5. Het bezwaar strekt er toe dat de raadkamer de rechter-commissaris zal gelasten de in Sri Lanka verblijvende getuigen uitsluitend te horen in het bijzijn van de raadsman van verdachte, en is gegrond op de stelling dat de beslissing van de rechter-commissaris om zonder de raadsman af te reizen naar Sri Lanka teneinde aldaar getuigen te gaan horen moet worden aangemerkt als een weigering van de rechter-commissaris om getuigen te horen als bedoeld in artikel 208 lid 2 Sv, waartegen bezwaar openstaat ingevolge het derde lid van dat wetsartikel.
6. Artikel 208 Sv biedt aan de verdachte de mogelijkheid om in het kader van het gerechtelijk vooronderzoek aan de rechter-commissaris getuigen en deskundigen alsmede feiten ten onderzoek op te geven (lid 1). Indien de rechter-commissaris daartegen bezwaar heeft, deelt hij zijn weigering om tot een of ander over te gaan bij een met redenen omklede beschikking aan de verdachte en de officier van justitie mede (lid 2). De verdachte kan tegen die weigering een bezwaarschrift indienen (lid 3).
7. In het onderhavige geval heeft de behandeling ter terechtzitting reeds een aanvang genomen en zijn (regie)zittingen gehouden, waarop de rechtbank beslissingen heeft genomen omtrent te horen getuigen. Dat betekent dat er geen sprake meer is van een gerechtelijk vooronderzoek, zodat artikel 208 Sv geen toepassing meer vindt als het gaat om (al dan niet nadere) verzoeken van de verdachte tot het horen van getuigen en al hetgeen met de werkzaamheden van de rechter-commissaris verband houdt, met inbegrip van de wijze waarop de getuigen worden gehoord en het maken van bezwaar tegen beslissingen van de rechter-commissaris daaromtrent. Het is uitsluitend de rechtbank die daarover kan oordelen en niet de raadkamer.
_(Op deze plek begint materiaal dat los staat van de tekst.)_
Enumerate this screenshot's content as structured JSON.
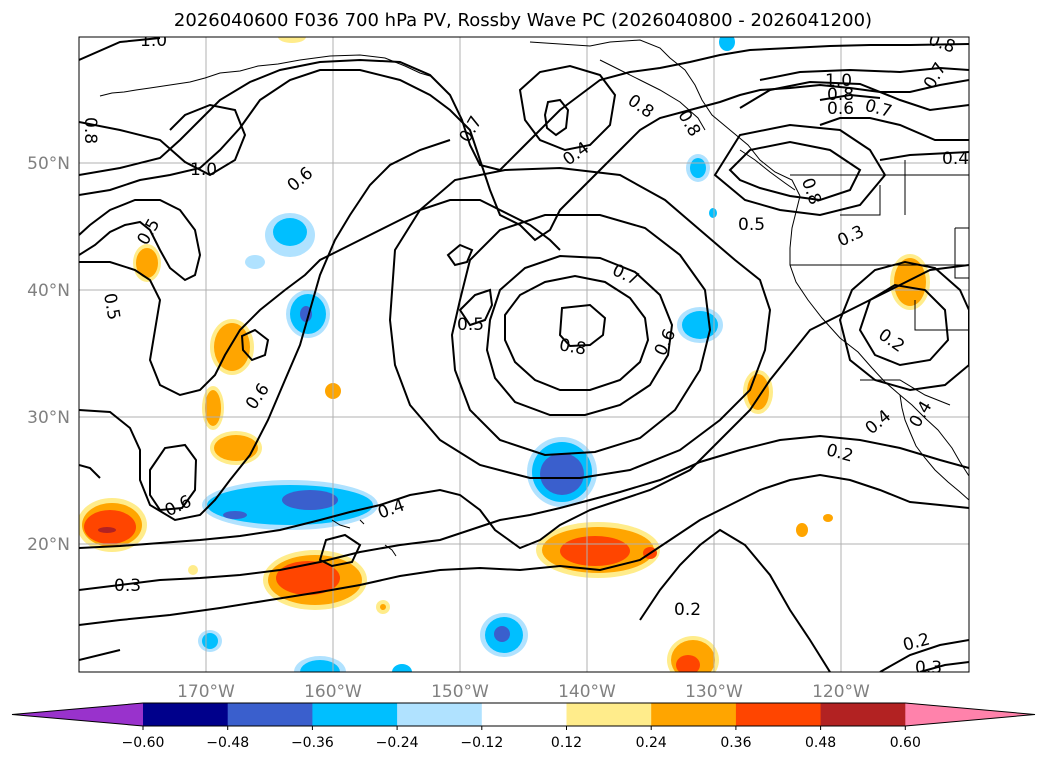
{
  "title": "2026040600 F036 700 hPa PV, Rossby Wave PC (2026040800 - 2026041200)",
  "lon_labels": [
    "170°W",
    "160°W",
    "150°W",
    "140°W",
    "130°W",
    "120°W"
  ],
  "lat_labels": [
    "50°N",
    "40°N",
    "30°N",
    "20°N"
  ],
  "contour_labels": {
    "c1": "1.0",
    "c2": "0.8",
    "c3": "1.0",
    "c4": "0.6",
    "c5": "0.5",
    "c6": "0.5",
    "c7": "0.7",
    "c8": "0.4",
    "c9": "0.8",
    "c10": "1.0",
    "c11": "0.8",
    "c12": "0.6",
    "c13": "0.7",
    "c14": "0.8",
    "c15": "0.7",
    "c16": "0.8",
    "c17": "0.5",
    "c18": "0.3",
    "c19": "0.4",
    "c20": "0.7",
    "c21": "0.5",
    "c22": "0.8",
    "c23": "0.6",
    "c24": "0.6",
    "c25": "0.2",
    "c26": "0.6",
    "c27": "0.4",
    "c28": "0.4",
    "c29": "0.4",
    "c30": "0.2",
    "c31": "0.3",
    "c32": "0.2",
    "c33": "0.2",
    "c34": "0.3",
    "c35": "0.8"
  },
  "colorbar": {
    "ticks": [
      "−0.60",
      "−0.48",
      "−0.36",
      "−0.24",
      "−0.12",
      "0.12",
      "0.24",
      "0.36",
      "0.48",
      "0.60"
    ],
    "colors": [
      "#9932cc",
      "#00008b",
      "#3a5fcd",
      "#00bfff",
      "#b0e2ff",
      "#ffffff",
      "#ffec8b",
      "#ffa500",
      "#ff4500",
      "#b22222",
      "#ff82ab"
    ]
  },
  "map": {
    "variable": "700 hPa PV",
    "shading": "Rossby Wave PC",
    "lon_range_deg": [
      -180,
      -110
    ],
    "lat_range_deg": [
      10,
      60
    ]
  }
}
8. Reeds hierom dient verdachte niet ontvankelijk te worden verklaard in zijn bezwaar. In het midden kan blijven of inderdaad sprake is van enige beslissing tot weigering van het horen van getuigen door de rechter-commissaris.
Beslissing
De rechtbank verklaart verdachte niet ontvankelijk in zijn bezwaar.
Deze beschikking is gegeven in raadkamer te 's-Gravenhage op 9 juni 2011 door
mr. J.W. du Pon, voorzitter,
mr. G.H.M. Smelt en mr. J.J. Peters, rechters,
in tegenwoordigheid van mr. F.A. Haijer, griffier.
Deze beschikking is ondertekend door de voorzitter en de griffier.